DMARD Effects on COVID-19 Outcomes Save

Sparks and colleagues have published data from the Global Rheumatology Alliance noting that among rheumatoid arthritis (RA) patients afflicted with COVID-19 infection, there was little influence of their baseline biologic or targeted synthetic (b/ts) disease-modifying antirheumatic drugs (DMARDs) COVID-19 outcomes (with the exception of rituximab and Janus kinase inhibitors).
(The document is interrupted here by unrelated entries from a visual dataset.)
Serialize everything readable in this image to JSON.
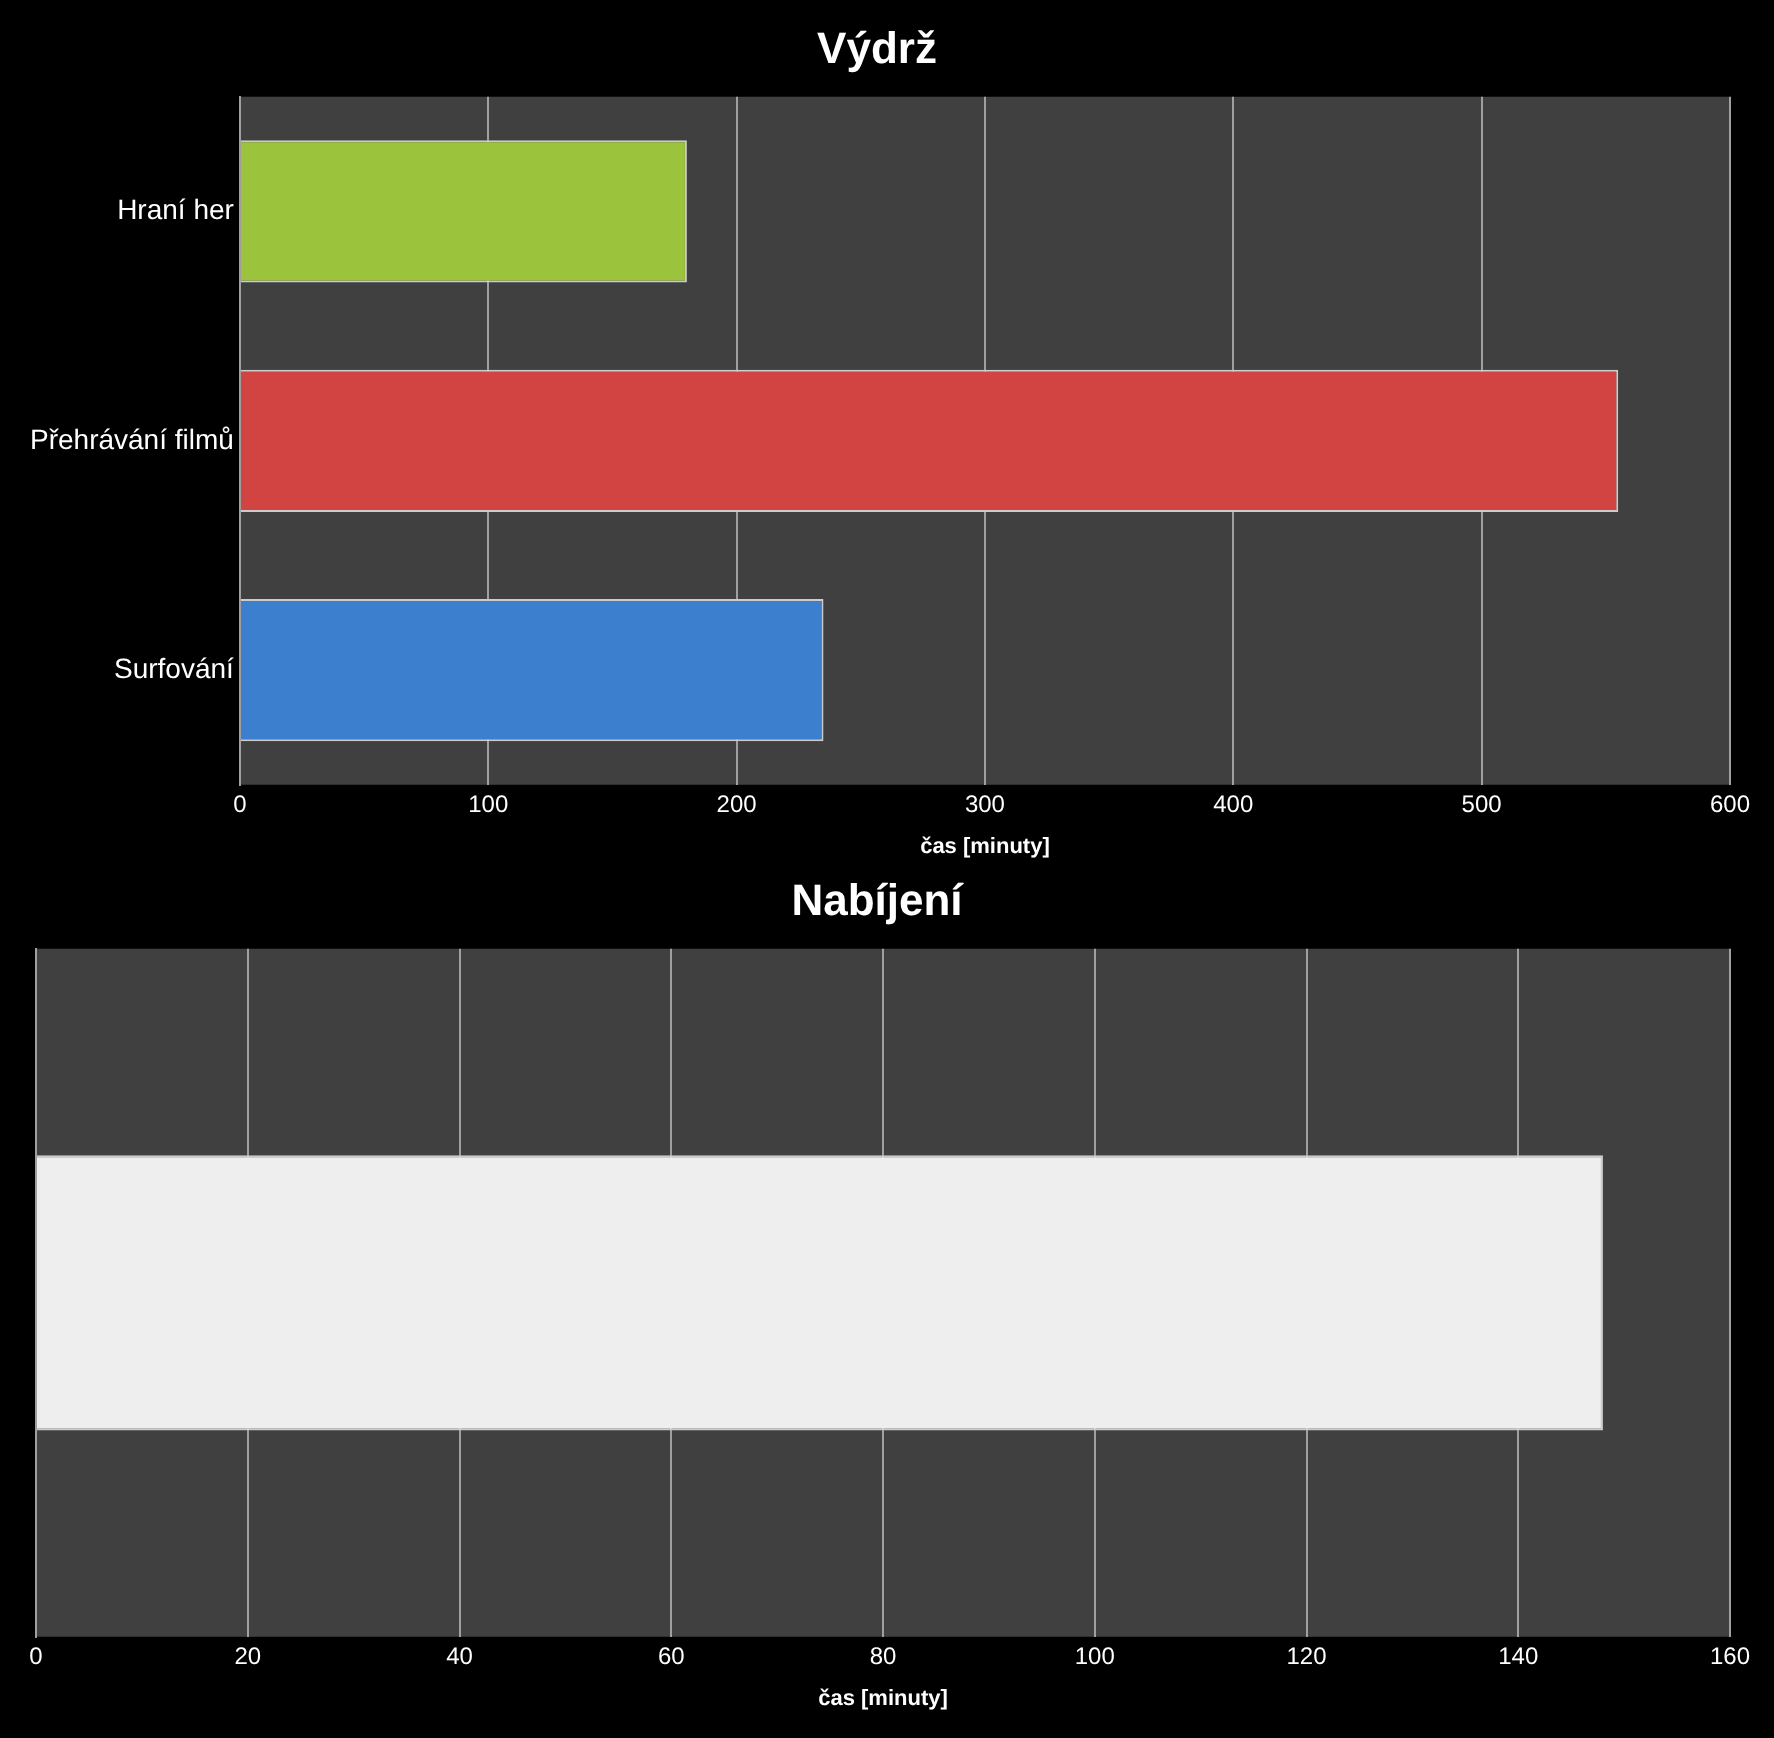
{
  "chart_data": [
    {
      "type": "bar",
      "orientation": "horizontal",
      "title": "Výdrž",
      "xlabel": "čas [minuty]",
      "categories": [
        "Hraní her",
        "Přehrávání filmů",
        "Surfování"
      ],
      "values": [
        180,
        555,
        235
      ],
      "colors": [
        "#9bc43c",
        "#d24442",
        "#3c7fcf"
      ],
      "xlim": [
        0,
        600
      ],
      "xticks": [
        0,
        100,
        200,
        300,
        400,
        500,
        600
      ],
      "grid": "x"
    },
    {
      "type": "bar",
      "orientation": "horizontal",
      "title": "Nabíjení",
      "xlabel": "čas [minuty]",
      "categories": [
        null
      ],
      "values": [
        148
      ],
      "colors": [
        "#eeeeee"
      ],
      "xlim": [
        0,
        160
      ],
      "xticks": [
        0,
        20,
        40,
        60,
        80,
        100,
        120,
        140,
        160
      ],
      "grid": "x"
    }
  ]
}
The registry collected data between March 2020 and April 2021 and sought to correlate b/tsDMARD use with severe COVID-19 outcomes, including  (1) no hospitalisation, (2) hospitalisation without oxygen, (3) hospitalisation with oxygen/ventilation or (4) death.

The cohort included 2869 RA (mean age 56.7 years) patients on b/tsDMARD at the onset of COVID-19.  Most common agents included 1388 on TNF inhibitors, 563 on JAK inhibitors, 237 on abatacept, 364 on RTX and 317 on IL-6 inhibitors.

There were 613 (21%) hospitalizations and 157 (5.5%) deaths.  Baseline use of b/tsDMARDs did not contribute to severe COVID-19 outcomes (compared to TNFi use) with few exceptions.  Severe COVID outcomes were more likely with baseline use of:

• RTX (OR 4.15, 95% CI 3.16 to 5.44)
• JAKi (OR 2.06, 95% CI 1.60 to 2.65)

Early in the pandemic, several reports pointed to an increased risk with steroid use in rheumatic patients and that TNFi use was not associated with poor COVID-19 outcomes.  These data implicate RTX or JAKi with worse COVID-19 severity compared to other biologics. 

These analyses do not report on RA severity, a known risk factor for poor outcomes. Given the tertiary use of RTX and JAKi in RA care, it is also possible that RTX and JAKi treated patients may have had uncontrolled RA. There are reports of JAKi benefits in COVID-19 infection and baricitinib is FDA approved for use in severe COVID (along with remdesivir).